As suas funções incluíam a assistência às lições de D. Sebastião e, se o julgasse necessário, a substituição das lições que os mestres ensinavam. Seu aio, D. Aleixo de Meneses, havia lhe deixado uma série de conselhos que nunca usou (não se deixasse conduzir por fidalgos jovens, não empreendesse projectos inúteis e temerários, não se afastasse quer da sua avó quer do seu tio e principalmente nunca entregar ou partilhar o governo com religiosos). Mordomo-mor da rainha D. Catarina a partir de 1545, foi nomeado aio de D. Sebastião mal este nasceu em 1544, mas só veio a exercer o cargo de 1558 a 1568.

 

Era ele quem decidia os livros que D. Sebastião devia usar para estudar, determinava o tempo e as matérias a aprender. Paralelamente a isto, D. Sebastião viveria tranquilamente, sob o olhar de sua avó que se tinha revelado uma educadora valorosa e uma rainha inteligente. A par do mestre jesuíta Luís Gonçalves da Câmara, um humanista, conhecedor das línguas francesa e italiana, foi nomeado para seu aio D. Aleixo de Menezes. Para além disto, o jovem monarca era muito inteligente e impressionável, que convivia com as lamentações de uma política de D. João III, que havia entregue aos muçulmanos algumas praças conquistadas à custa de muitas vidas. Tudo isto o influenciara.

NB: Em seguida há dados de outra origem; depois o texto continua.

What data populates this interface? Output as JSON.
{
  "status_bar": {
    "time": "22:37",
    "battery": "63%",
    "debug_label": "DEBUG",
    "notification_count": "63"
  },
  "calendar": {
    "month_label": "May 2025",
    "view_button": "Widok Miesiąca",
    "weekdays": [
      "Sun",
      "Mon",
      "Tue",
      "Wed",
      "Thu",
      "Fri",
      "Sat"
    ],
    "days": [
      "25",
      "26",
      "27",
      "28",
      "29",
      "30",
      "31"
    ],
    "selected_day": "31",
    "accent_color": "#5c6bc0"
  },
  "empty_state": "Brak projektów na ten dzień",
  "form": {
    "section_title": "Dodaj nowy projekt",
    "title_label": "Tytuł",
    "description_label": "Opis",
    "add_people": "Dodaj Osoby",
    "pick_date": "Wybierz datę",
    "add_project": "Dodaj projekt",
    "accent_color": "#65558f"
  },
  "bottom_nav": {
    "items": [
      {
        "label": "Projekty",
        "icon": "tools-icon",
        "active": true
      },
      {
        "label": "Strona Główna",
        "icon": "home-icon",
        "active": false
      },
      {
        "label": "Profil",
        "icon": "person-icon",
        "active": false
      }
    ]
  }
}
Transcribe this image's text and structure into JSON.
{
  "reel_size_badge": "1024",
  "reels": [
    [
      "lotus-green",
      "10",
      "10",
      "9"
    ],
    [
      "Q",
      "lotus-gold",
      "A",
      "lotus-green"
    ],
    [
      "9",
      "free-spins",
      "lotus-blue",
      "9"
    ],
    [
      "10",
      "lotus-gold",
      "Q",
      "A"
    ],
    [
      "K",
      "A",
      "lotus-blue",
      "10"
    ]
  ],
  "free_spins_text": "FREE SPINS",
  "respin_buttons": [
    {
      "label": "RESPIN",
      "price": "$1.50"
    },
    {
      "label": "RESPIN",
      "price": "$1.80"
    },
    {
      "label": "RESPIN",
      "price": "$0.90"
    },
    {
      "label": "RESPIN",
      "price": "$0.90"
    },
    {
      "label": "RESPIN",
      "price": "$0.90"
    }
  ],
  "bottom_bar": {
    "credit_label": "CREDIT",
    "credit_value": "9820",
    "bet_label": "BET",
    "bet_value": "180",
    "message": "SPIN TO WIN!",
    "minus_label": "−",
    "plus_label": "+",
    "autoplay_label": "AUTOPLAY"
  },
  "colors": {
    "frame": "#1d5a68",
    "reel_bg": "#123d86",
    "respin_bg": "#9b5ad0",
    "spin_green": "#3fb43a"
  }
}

D. Aleixo de Menezes formou um militar valoroso, incutindo ao jovem exemplos de heróis gloriosos, o valor das armas e da coragem.

 

O rei adolescente, como qualquer jovem de vocação guerreira, sonhava com actos de bravura cavaleiresca e com os louros militares, sobrestimando as suas forças. Por seu lado, o padre jesuíta, fazia de D. Sebastião um monge, devotado a uma vida ascética, desenvolvia o seu espírito no sentido religioso, quiçá, preparando o futuro, com um rei controlado e governado por uma poderosa instituição – a Companhia de Jesus. O resultado final desta combinação de educações e formações foi de um verdadeiro templário, um monge-cavaleiro. D. Sebastião recebeu uma importante formação, cresceu na expectativa de que havia sido escolhido para grandes feitos. O quotidiano do jovem rei pendulava entre a leitura de livros de história e religiosos e as caçadas que lhe dariam enorme prazer, desafiando o perigo.

 

Em Outubro de 1542, quando a infanta D. Maria se deslocou a Castela para o casamento com Filipe II, D. Aleixo acompanhou-a como mordomo-mor. Este só regressou em Julho de 1545, para ocupar o cargo de mordomo-mor da rainha D. Catarina, depois da infanta morrer quatro dias após o nascimento do príncipe D. Carlos. D. Aleixo era já de idade avançada, antigo combatente de África e da Índia, havia sido embaixador junto de Carlos V e ainda mordomo-mor, primeiro da princesa D. Maria e depois de D. Catarina. Foi nomeado por D. João III provedor das praças africanas do norte quando regressou a Portugal. Finalmente, foi substituído por um conselheiro mais novo por decisão das Cortes de 1562.